As it was, Hayton had a pretty solid campaign. He was nearly a point-per-game player in the regular season and playoffs, though that was lost a little on a squad that boasted high-flyers like Morgan Frost (PHI) and Boris Katchouk (TB). Hayton finished sixth in team scoring, but his versatility was valued by coach Drew Bannister.
“Barrett is an outstanding individual, such a mature young man,” he said. “As a coach it was easy to find a place for him to play anywhere in my lineup and he would excel. whether it was at center or wing, putting him out for important faceoffs on the penalty-kill, playing the middle on the power play as a bumper or playing net-front, he seemed to excel and make players around him better.

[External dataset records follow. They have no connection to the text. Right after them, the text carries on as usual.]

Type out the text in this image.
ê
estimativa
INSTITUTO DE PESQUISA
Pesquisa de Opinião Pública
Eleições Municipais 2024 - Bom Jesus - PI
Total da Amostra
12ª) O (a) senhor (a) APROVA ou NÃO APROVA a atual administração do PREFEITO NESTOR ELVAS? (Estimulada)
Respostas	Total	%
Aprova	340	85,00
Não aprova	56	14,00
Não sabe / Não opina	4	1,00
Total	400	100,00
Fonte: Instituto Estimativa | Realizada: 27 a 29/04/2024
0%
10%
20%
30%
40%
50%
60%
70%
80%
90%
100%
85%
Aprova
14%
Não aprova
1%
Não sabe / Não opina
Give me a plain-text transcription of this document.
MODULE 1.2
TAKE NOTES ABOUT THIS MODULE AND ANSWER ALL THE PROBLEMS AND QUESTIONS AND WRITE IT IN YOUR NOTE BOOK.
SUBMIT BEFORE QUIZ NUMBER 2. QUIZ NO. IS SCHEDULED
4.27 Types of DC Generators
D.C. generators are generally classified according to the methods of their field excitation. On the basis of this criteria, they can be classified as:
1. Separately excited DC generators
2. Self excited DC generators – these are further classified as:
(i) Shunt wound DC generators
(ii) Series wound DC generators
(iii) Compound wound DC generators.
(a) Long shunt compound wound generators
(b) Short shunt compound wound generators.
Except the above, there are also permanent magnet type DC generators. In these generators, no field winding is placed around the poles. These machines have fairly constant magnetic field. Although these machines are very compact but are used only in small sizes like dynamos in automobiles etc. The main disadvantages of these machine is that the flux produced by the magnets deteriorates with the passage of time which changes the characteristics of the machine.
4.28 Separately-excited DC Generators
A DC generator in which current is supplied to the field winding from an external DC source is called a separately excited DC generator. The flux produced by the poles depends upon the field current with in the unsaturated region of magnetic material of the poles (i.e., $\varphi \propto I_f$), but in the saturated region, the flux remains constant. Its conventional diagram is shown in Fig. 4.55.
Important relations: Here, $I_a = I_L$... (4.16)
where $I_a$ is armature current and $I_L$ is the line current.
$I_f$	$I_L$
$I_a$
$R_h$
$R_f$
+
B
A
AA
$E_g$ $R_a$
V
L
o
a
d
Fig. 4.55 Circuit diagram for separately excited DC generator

He has outstanding leadership abilities and a lot of his peers are drawn to him because of his work ethic.”
Originally from Peterborough, Hayton moved to Toronto for his minor midget year. He attended school at the famed Upper Canada College while playing for the Toronto Red Wings in the Greater Toronto League. That combination of academics and GTHL eligibility drove the decision and it turned out to be a good one, as he went on to be selected ninth overall by the Soo in the 2016 OHL draft.
A big fan of Boston’s Patrice Bergeron, Hayton plays that same style of 200-foot hockey with a nice side helping of offense. He tried to take parts of his older Soo teammates’ games into consideration this season, with Frost being a particularly close friend to lean on.
And though the two players aren’t exactly the same, it is tempting to look at Frost’s breakout and see a lot of points in Hayton’s future. After all, Frost and Hayton posted near-identical numbers in their first two seasons with the Hounds, with Frost exploding for 112 points this season, making him the runner-up for league MVP.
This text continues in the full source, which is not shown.